Having woken at 4am this morning a quick glance through the window showed stars is abundance. There aren’t many things that will get me up at ‘Stupid O’Clock’ but Comet ISON is one of them. However…..the wheels started to come off from the start!
The mount decided to loose its alignment model, so did a cold start and tried to rebuild it. Unfortunately, the Red Dot finder batteries were dead, so it took two attempts at finding the first alignment star through the scope without it. Even with the 40mm, this proved tricky and I had to do a couple of circular searches until what I was looking for passed into the FOV. Once the model was rebuilt – with only 4 alignment stars – I slewed to ISON.
Diddly squat. At 6.8 mag it should have been an easy find. I tried to remember how the cometry data could be updated, but assumed that adding ISON to the list did this. It looks like all this does is add the object, but with the last set of data that was uploaded. As this would have been a few weeks ago and I couldn’t find out how to update the ephemeris, a few more minutes of careful staring , made me decided to pack it in and close up.

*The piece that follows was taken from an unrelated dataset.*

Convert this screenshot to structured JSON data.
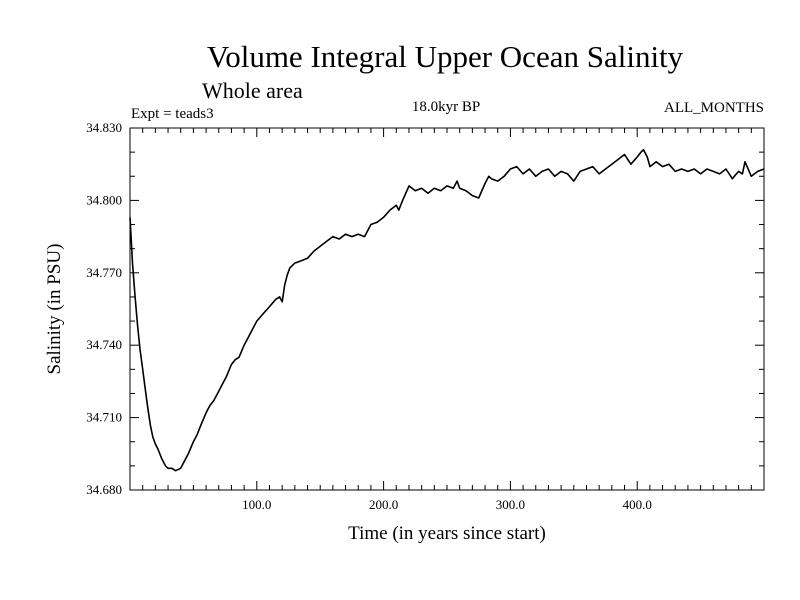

It wasn’t until I got back in and hunted through the menus, that there is an ‘Update Comet Data’ tick box in the ‘Refresh Objects from Catalogue’ drop down buried under a couple of other ‘Right Click’ menus. When I did this and compared the old and new positions, I still should have seen ISON, as both were showing in the same FOV of the 14mm. If ISON was in the FOV then it certainly wasn’t observed. Either that or the pointing was off enough that it wasn’t in the FOV at all. I did think of this at the time and did a quick slew to Vega, which wasn’t far away. While not smack in the centre of the FOV of the 14mm , I re-centred it, did a ‘Sync’ and slewed back to ISON – but still diddly.